Peter Hilton | |
---|---|
Born | Peter John Hilton 7 April 1923 London, England, UK |
Died | 6 November 2010 Binghamton, New York, U.S. |
(aged 87)
Fields | Mathematician |
Alma mater | The Queen's College, Oxford |
Peter John Hilton (7 April 1923 – 6 November 2010) was a British mathematician, noted for his contributions to homotopy theory and for code-breaking during the Second World War.
Hilton was born in London, the son of Elizabeth Amelia (Freedman) and Mortimer Jacob Hilton, and was educated at St Paul's School. He won a scholarship to The Queen's College, Oxford in 1940.
During the Second World War, as an undergraduate, Hilton was obliged to enroll in training with the Royal Artillery, and was scheduled for conscription in summer 1942. Instead, he was interviewed by a team touring universities looking for mathematicians with knowledge of German, and was offered a position in the Foreign Office without being told the nature of the work. The team was, in fact, recruiting on behalf of the Government Code and Cypher School. He accepted, and, aged 18, arrived at wartime codebreaking station Bletchley Park on 12 January 1942.

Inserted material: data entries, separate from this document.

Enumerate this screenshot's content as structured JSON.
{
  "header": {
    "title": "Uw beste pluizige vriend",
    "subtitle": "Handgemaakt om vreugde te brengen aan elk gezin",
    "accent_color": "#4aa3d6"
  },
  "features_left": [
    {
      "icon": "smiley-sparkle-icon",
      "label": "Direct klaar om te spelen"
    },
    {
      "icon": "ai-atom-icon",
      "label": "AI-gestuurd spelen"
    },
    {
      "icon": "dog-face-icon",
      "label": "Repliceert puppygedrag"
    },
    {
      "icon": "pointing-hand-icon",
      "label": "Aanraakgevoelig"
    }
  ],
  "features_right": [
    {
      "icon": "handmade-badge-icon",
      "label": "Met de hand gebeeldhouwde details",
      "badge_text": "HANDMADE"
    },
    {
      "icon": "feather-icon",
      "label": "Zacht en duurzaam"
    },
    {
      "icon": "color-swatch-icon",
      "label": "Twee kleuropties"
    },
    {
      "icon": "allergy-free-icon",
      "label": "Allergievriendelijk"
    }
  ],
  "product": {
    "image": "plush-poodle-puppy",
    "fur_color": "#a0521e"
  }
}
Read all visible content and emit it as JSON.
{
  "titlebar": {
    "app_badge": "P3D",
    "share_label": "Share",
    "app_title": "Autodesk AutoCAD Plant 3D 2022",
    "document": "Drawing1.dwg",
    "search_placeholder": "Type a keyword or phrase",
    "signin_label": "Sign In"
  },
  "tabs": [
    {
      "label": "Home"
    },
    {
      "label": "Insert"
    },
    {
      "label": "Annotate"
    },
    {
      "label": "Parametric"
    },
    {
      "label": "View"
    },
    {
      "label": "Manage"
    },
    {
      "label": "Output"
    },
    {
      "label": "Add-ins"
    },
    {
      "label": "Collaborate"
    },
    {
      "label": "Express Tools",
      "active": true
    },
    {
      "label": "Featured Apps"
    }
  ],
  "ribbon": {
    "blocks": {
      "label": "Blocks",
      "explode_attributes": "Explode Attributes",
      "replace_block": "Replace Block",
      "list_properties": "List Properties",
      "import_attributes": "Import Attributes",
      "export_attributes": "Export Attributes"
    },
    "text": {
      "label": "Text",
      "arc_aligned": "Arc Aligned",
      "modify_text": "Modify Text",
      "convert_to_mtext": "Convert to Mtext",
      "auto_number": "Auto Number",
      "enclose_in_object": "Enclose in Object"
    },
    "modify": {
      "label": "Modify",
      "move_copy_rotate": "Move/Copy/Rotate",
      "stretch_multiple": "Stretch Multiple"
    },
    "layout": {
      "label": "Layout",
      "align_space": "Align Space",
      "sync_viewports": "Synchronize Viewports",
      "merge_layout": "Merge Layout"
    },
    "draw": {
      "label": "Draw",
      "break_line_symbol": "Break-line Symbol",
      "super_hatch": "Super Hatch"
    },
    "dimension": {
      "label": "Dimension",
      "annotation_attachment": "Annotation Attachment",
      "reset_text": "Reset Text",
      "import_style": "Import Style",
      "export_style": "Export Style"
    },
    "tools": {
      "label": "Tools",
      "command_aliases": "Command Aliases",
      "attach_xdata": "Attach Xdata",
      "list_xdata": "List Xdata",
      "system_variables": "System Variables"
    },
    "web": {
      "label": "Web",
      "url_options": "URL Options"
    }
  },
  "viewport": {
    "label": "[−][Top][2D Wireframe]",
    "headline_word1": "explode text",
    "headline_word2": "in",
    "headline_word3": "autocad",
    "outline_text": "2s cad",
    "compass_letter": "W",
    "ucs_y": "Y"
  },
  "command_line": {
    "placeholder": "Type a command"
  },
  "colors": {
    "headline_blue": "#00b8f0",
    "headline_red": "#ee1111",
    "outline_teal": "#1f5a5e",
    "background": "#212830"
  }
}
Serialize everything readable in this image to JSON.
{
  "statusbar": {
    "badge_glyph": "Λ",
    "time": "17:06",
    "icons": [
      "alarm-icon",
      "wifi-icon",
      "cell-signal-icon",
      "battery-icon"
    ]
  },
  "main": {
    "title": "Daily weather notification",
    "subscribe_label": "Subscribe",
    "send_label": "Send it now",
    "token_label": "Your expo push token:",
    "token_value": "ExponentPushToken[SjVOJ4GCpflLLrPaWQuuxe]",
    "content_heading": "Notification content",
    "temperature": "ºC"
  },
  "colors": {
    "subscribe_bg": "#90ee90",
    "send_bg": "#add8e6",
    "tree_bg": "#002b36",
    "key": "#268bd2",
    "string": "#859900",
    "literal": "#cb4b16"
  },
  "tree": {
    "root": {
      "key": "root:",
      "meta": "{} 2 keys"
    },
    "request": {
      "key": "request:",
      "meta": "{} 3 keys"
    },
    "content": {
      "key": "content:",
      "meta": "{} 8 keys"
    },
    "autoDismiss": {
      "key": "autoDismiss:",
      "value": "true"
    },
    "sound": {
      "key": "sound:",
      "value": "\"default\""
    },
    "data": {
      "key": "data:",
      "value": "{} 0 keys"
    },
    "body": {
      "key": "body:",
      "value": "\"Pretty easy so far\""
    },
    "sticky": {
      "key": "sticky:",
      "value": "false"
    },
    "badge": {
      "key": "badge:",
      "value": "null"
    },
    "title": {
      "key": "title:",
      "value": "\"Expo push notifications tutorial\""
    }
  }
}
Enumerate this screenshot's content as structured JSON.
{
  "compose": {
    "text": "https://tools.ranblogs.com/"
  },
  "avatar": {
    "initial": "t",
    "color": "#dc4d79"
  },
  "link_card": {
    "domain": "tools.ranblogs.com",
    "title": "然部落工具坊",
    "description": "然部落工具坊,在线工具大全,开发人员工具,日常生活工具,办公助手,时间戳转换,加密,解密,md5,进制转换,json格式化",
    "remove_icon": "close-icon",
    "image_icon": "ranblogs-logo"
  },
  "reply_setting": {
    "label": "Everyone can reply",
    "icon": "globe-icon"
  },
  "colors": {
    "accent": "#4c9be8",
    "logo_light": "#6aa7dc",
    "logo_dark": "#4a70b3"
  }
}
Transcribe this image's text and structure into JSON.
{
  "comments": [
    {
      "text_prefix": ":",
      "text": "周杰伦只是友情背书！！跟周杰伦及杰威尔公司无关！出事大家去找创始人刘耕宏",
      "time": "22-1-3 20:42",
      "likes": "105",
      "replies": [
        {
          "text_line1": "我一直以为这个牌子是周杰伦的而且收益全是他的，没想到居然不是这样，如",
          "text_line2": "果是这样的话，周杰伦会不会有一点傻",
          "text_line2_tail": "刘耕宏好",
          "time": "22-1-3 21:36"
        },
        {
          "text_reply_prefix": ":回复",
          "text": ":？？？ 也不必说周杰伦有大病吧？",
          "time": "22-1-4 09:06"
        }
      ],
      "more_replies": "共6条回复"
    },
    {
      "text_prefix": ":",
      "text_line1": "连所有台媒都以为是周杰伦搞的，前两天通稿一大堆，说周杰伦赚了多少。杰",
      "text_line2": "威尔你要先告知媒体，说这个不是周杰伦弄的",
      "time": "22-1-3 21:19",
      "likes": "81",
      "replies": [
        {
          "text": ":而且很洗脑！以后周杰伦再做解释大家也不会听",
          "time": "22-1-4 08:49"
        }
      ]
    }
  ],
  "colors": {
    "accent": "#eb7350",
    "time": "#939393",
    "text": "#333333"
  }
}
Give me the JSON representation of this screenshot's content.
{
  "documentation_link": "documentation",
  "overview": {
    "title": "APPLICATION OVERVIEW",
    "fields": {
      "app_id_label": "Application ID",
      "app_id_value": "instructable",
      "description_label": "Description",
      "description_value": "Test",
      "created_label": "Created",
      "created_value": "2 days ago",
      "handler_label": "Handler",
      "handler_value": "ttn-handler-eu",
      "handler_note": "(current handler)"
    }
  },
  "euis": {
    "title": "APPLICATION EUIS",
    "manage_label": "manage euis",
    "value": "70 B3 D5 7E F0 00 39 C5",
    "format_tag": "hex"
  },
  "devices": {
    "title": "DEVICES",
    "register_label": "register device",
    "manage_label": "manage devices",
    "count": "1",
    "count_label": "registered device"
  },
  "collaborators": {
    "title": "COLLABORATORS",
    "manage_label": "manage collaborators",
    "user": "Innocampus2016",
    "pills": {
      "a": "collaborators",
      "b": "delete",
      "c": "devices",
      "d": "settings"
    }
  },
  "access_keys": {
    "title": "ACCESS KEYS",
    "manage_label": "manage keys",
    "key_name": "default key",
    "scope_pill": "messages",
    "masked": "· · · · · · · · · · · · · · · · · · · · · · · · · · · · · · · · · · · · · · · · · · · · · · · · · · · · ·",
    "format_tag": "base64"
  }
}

He was initially put to work on Naval Enigma in Hut 8. In late 1942, he transferred to work on German teleprinter ciphers. A special section known as the "Testery" had been formed in July 1942 to work on one such cipher, codenamed "Tunny", and Hilton was one of the early members of the group. His role was to devise ways to deal with changes in Tunny, and to liaise with another section working on Tunny, the "Newmanry", which complemented the hand-methods of the Testery with specialised codebreaking machinery. Occasionally the same message was sent repeated, a major security blunder which Bletchley park called a "depth." Hilton derived great satisfaction from being able to look at the encoded texts coming from two separate teleprinter messages, combine them and extract two messages in clear German. Hilton obtained his DPhil in 1949 from Oxford University under the supervision of John Henry Whitehead. His dissertation was titled, "Calculation of the Homotopy Groups of An2-polyhedra".